Zeki Gülyiyen Ustamız'a Hitabe,

               “Sen ki, ruhunla beraber gezer ecrâmı adın;
               Sen ki, a’sâra gömülsen taşacaksın  Heyhât!
               Sana gelmez bu ufuklar, seni almaz bu cihât
               Ey şehid oğlu şehid, isteme benden makber,
               Sana âguşunu açmış duruyor Peygamber.”

               Ey babam canım babam 10 yılda bir çoğu oğlunu, senin o gösterdiğin hedeflerden
               şaşmış sandı. Keza bu senin oğlunun içinde bırakılmış olduğu ağır şartların gerekliliği
               idi... Çünkü, Geçen 10 yılda senin adını unutturtmayacağını, ömürlerinin sonuna
               kadar yaşatacakları üzerine yeminler edenler, Hatta şeref ve haysiyetleri üzerine dahi
               ant içenler, her tarafa bu konularda yazılar yazıp demeçler verenler, timsah
               gözyaşlarına boğulanlar, senin için saygı duruşlarına davetiye çıkartan sözde yol
               arkadaşların, dava arkadaşların hatta sözde haberci olduğunu sananlar, hepsi
               sözlerini bilerek ve isteyerek unuttular.

               Davanı ve Adını silmek için her türlü riyakârlığa başvurdular. Buna en yakınlarında
               tutuğun bazı kişilerde dâhil. Ve hatta senin oğlunu bile kıskanarak, doğduğu yerde
               kendi baba mesleğini yapmasını dahi istemediler ve engellediler... Oğlununu ve senin
               adını silmek, onun seni anmasını engellemek için,  senin manevi mirasından mahrum
               bırakabilmek adına dahi çok çaba sarf ettiler! En zalimce tehditlere kadar bile işi
               vardırdılar... İşte Geçen bu 10 yılda, Oğlun senin adına açıktan bir hayır bile
               yapamadı.

               Çünkü yapsaydı “Babasının adıyla, böyle prim yapma peşinde” diye hadsiz bir
               şekilde, küstahça iftira ve ithamlarda bulunacaklardı. Senin oğlun olarak bile seni en
               masum duygular ile anmak istememe dahi her türlü kılıfı arayacaklardı. ALLAH'a
               şükürler olsun ki işte bu gün senin isminin üstüne oğlun olarak tek başıma, kendi
               ismim ile beraber 10 kat daha fazla koymuş durumdayım ! Ve işte tamda bu
               yüzden,  beni en doğal haklarımdan dahi mahrum etmek isteyenlerin çoğuna bu
               konuda sadece susmak düşüyor.

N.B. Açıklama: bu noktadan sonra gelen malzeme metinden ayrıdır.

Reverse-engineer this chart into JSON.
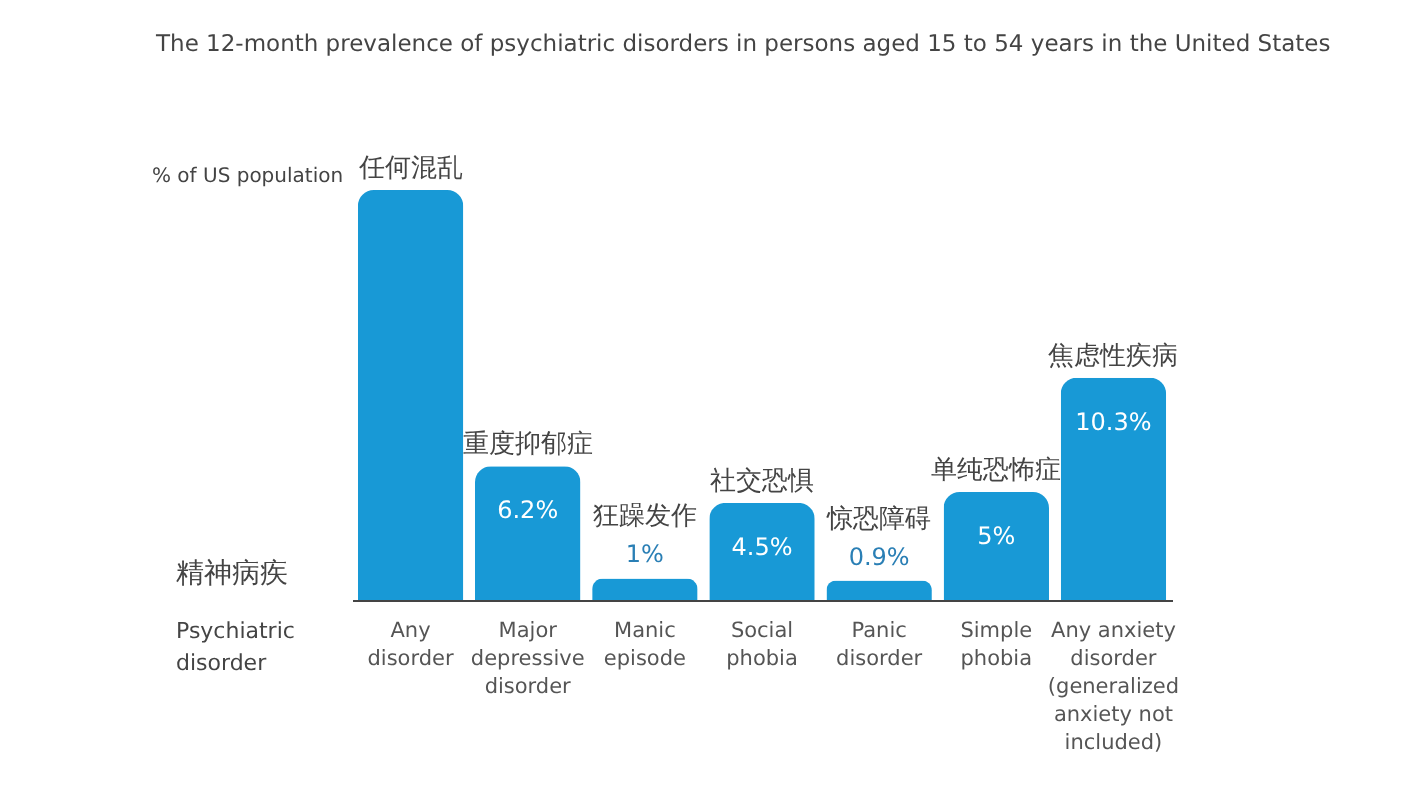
{
  "chart_data": {
    "type": "bar",
    "title": "The 12-month prevalence of psychiatric disorders in persons aged 15 to 54 years in the United States",
    "xlabel": "Psychiatric disorder",
    "ylabel": "% of US population",
    "categories": [
      "Any\ndisorder",
      "Major\ndepressive\ndisorder",
      "Manic\nepisode",
      "Social\nphobia",
      "Panic\ndisorder",
      "Simple\nphobia",
      "Any anxiety\ndisorder\n(generalized\nanxiety not\nincluded)"
    ],
    "values": [
      19,
      6.2,
      1,
      4.5,
      0.9,
      5,
      10.3
    ],
    "value_labels": [
      null,
      "6.2%",
      "1%",
      "4.5%",
      "0.9%",
      "5%",
      "10.3%"
    ],
    "color": "#1899d6",
    "annotations": [
      {
        "text": "任何混乱",
        "x": "Any\ndisorder",
        "y": 19
      },
      {
        "text": "重度抑郁症",
        "x": "Major\ndepressive\ndisorder",
        "y": 6.2
      },
      {
        "text": "狂躁发作",
        "x": "Manic\nepisode",
        "y": 1
      },
      {
        "text": "社交恐惧",
        "x": "Social\nphobia",
        "y": 4.5
      },
      {
        "text": "惊恐障碍",
        "x": "Panic\ndisorder",
        "y": 0.9
      },
      {
        "text": "单纯恐怖症",
        "x": "Simple\nphobia",
        "y": 5
      },
      {
        "text": "焦虑性疾病",
        "x": "Any anxiety\ndisorder\n(generalized\nanxiety not\nincluded)",
        "y": 10.3
      },
      "精神病疾"
    ]
  }
}
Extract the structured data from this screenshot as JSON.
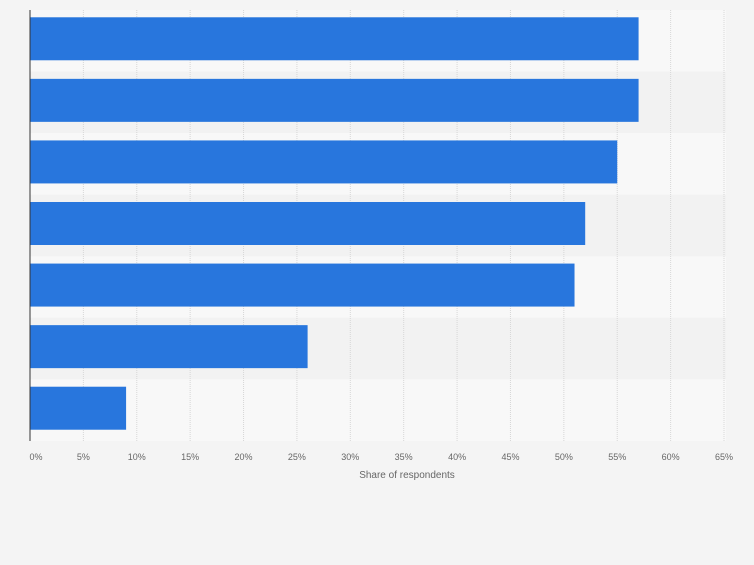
{
  "chart_data": {
    "type": "bar",
    "orientation": "horizontal",
    "categories": [
      "",
      "",
      "",
      "",
      "",
      "",
      ""
    ],
    "values": [
      57,
      57,
      55,
      52,
      51,
      26,
      9
    ],
    "xlabel": "Share of respondents",
    "xlim": [
      0,
      65
    ],
    "xticks": [
      "0%",
      "5%",
      "10%",
      "15%",
      "20%",
      "25%",
      "30%",
      "35%",
      "40%",
      "45%",
      "50%",
      "55%",
      "60%",
      "65%"
    ],
    "grid": true,
    "legend": "none"
  },
  "colors": {
    "bar": "#2876dd",
    "background": "#f4f4f4",
    "band_light": "#f8f8f8",
    "band_dark": "#f2f2f2",
    "grid": "#d7d7d7",
    "axis": "#333333",
    "tick_text": "#666666"
  }
}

               Ey babam canım babam sen herkesi dostun mu bildin... Ey babam! Sen Ne de yufka
               yürekliydin. Ey babam! İşte bu ahval ve vaziyetlerde bana bıraktığın manevi mirasının
               bir gereği olarak ben üstüme düşen vazifelerimden hiç taviz vermedim, gereken
               hassasiyet ile gerektiği gibi çok çalıştım ve hala çalışmaktayım. Seni 10 yılda gereği
               gibi açıkça anmak bile bana çok görülmüş idi. Lakin bu duruma 30.Ağustos.2019
               Cuma gününden itibaren tıpkı 10 yıl önce hayal ettiğim ve düşündüğüm gibi son
               vermiş bulunmaktayım. Bundan sonra senin yüksek ideallerin, senin bıraktığın
               manevi mirasın ve fikirlerin doğrultusunda tüm Dünya'da faydalı gördüğüm her türlü
               çalışmalarda ve projelerde senin gibi en önde olacağımdan dün emin olduğun gibi bu
               günde emin olmanı isterim. Senin gibi bir duayen Usta’nın ve Türk mutfağı için,
               idealleri için canından dahi geçmiş bir efsanenin oğlu olarak fikir ve düşüncelerinin
               hiç bir zaman silinemeyeceğini, ALLAH’ın izni ile bu gün bir kez daha dost ve
               düşmanlarına, seni kıskanıp çekemeyenlere, sana onca haksızlıklarda bulunup,
               eziyet edenlere ve seni o hallere koyanlara, bana Türk mutfağı için çalışmayı,
               gelişmeyi ve geliştirmeyi çok görenlere göstermiş olmanın onurunu ve gururunu
               yaşamaktan çok mutluyum.Mekânın cennet olsun, Rabbim rahmetini senin üzerinden
               hiç esirgemesin İnşallah. Huzur içinde olunuz...! Oğlunuz Tolgahan.